IMAGEMAGICK Adeptos da linha de comando tem no ImageMagick (www.info.abril.com.br/downloads/imagemagick) um bom aliado. Com um único comando, o programa é capaz de realizar uma série de tarefas. Confira algumas delas.

CONVERSÃO — Ao executar o comando mogrify -format jpg *.png., por exemplo, você consegue transformar todas as imagens que estão em JPG no formato PNG pelo ajuste padrão do ImageMagick, que é qualidade de 100%. Não precisa de tanto? Acrescente - quality 70% ao comando, alterando o valor de qualidade para o desejado.

MARCA D’ÁGUA — Vai publicar uma imagem na web e quer garantir que ela não venha a ser usada indevidamente. Digite composite -gravity southeast logotipo.jpg original.jpg imagem_com_logo.jpg. Com esse comando, você diz ao programa que o logotipo deve ser posicionado na parte de baixo. Como marca d'água fica melhor com transparência, use composite -dissolve 25% -gravity southeast logotipo.jpg original.jpg imagem_com_logo.jpg. Mude o valor da porcentagem se quiser uma transparência mais ou menos acentuada.

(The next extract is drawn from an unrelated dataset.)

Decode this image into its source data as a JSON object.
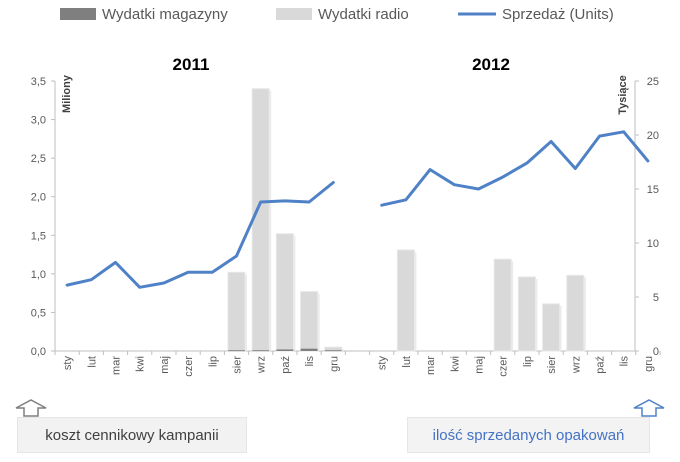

LEGENDA — A dica para incluir legendas é usar um comando como convert foto.jpg -background Khaki -pointsize 25 label: "foto: Info" -gravity Center -append foto_com_legenda.jpg. Neste comando, o conteúdo da legenda é o texto que está entre aspas. A cor de fundo da legenda é definida pelo valor após background e Pointsize determina o tamanho da fonte. Adote o comando append para aumenta a foto com a legenda, sem alterar seu tamanho.

MINIATURAS — Para criar thumbnails das imagens abra a linha de comando do Windows e localize a pasta onde as imagens estão guardadas. Execute mogrify -path amostras -thumbnail 100x100 *.jpg, trocando amostras pela pasta onde serão armazenadas as imagens menores. Neste exemplo, o tamanho escolhido para as miniaturas é 100 por 100 pixels, mas esse valor pode ser alterado de acordo com sua conveniência.